По вечерам он наблюдал звезды. Его обуял интерес к коловращению года — хотя солнце в бытность Ганса Касторпа на земле уже раз двадцать совершило этот же путь и до сих пор такого рода вещи нисколько его не занимали. И если мы сами невольно пользовались такими выражениями, как «весеннее равноденствие», то лишь приноравливаясь к духу нашего героя и уже в предвидении настоящего, ибо лишь с недавних пор он стал сыпать подобными терминами, повергая в изумление двоюродного брата своими познаниями также и в этой области.
— Скоро солнце вступит в знак Рака, — начинал он обычно на прогулке. — Тебе это ни о чем не говорит? Это первый летний знак зодиака, понимаешь? Потом оно пойдет через Льва и Деву к осенней точке, точке осеннего равноденствия, это к концу сентября, когда солнце опять пересечет небесный экватор, как недавно в марте, тогда солнце вступило в знак Овна.
— Представь, я это упустил, — хмуро говорил Иоахим. — И о чем это ты все толкуешь? Точка равноденствия? Зодиак?
— Конечно, зодиак, zodiacus. Древние знаки небесного пояса — Скорпион, Стрелец, Козерог, aquarius и как они там называются по-латыни, как же этим не интересоваться! Их двенадцать, это-то по крайней мере должно быть тебе известно, три для каждого времени года, восходящие и нисходящие, круг созвездий, через которые проходит солнце, — великолепно на мой взгляд! Представь себе, что они были изображены на плафоне египетского храма — храма Афродиты, кстати, недалеко от Фив. И халдеям они тоже были известны — халдеям, представь себе! Этому древнему народу магов и волхвов арабо-семитского происхождения, весьма сведущему в астрологии и прорицаниях. Они тоже изучали небесный пояс, по которому движутся планеты, и разделяли его на двенадцать знаков, по созвездиям, Dodekatemoria, как они до нас и дошли. Великолепно! Вот оно, человечество!

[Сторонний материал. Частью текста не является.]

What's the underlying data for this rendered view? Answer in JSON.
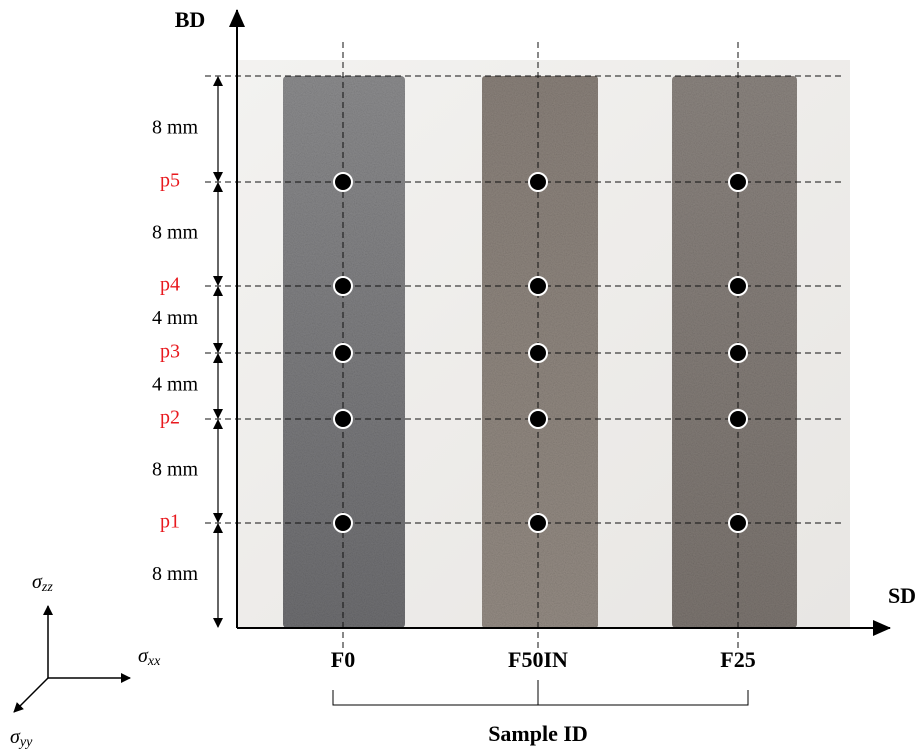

— Вот и ты говоришь «человечество», как Сеттембрини.
— Да, как он, или немножко иначе. Человечество надо брать таким, как оно есть, оно и так великолепно. Я часто с большой теплотой думаю о халдеях, когда лежу в своем шезлонге и смотрю на планеты, на те, которые им были тоже известны, ведь всех планет, при всем своем уме, они еще не знали. Но те, которых не знали они, и я не могу увидеть; Уран ведь открыли с помощью телескопа совсем недавно, сто двадцать лет назад.
— Недавно?
— Я называю это недавно, если позволишь, по сравнению со звездами, которые открыли три тысячи лет назад. Но когда я лежу здесь и смотрю на планеты, то и эти три тысячи лет становятся «недавним» прошлым и я запросто думаю о халдеях, ведь они тоже глядели на них и строили всякие догадки, вот это и есть человечество.
— Положим, что так; но уж очень ты стал возвышенно мыслить.
— Ты говоришь «возвышенно», а я говорю «запросто» — это кто как хочет. Но к тому времени, когда солнце войдет в знак Весов, месяца примерно через три, день настолько убудет, что день и ночь сравняются, а дни и дальше станут все убавляться почти до рождества, это тебе известно. Но ты, пожалуйста, вот над чем поразмысли: в то время, когда солнце проходит через зимние знаки зодиака, Козерога, Водолея, Рыбы, дни уже снова удлиняются!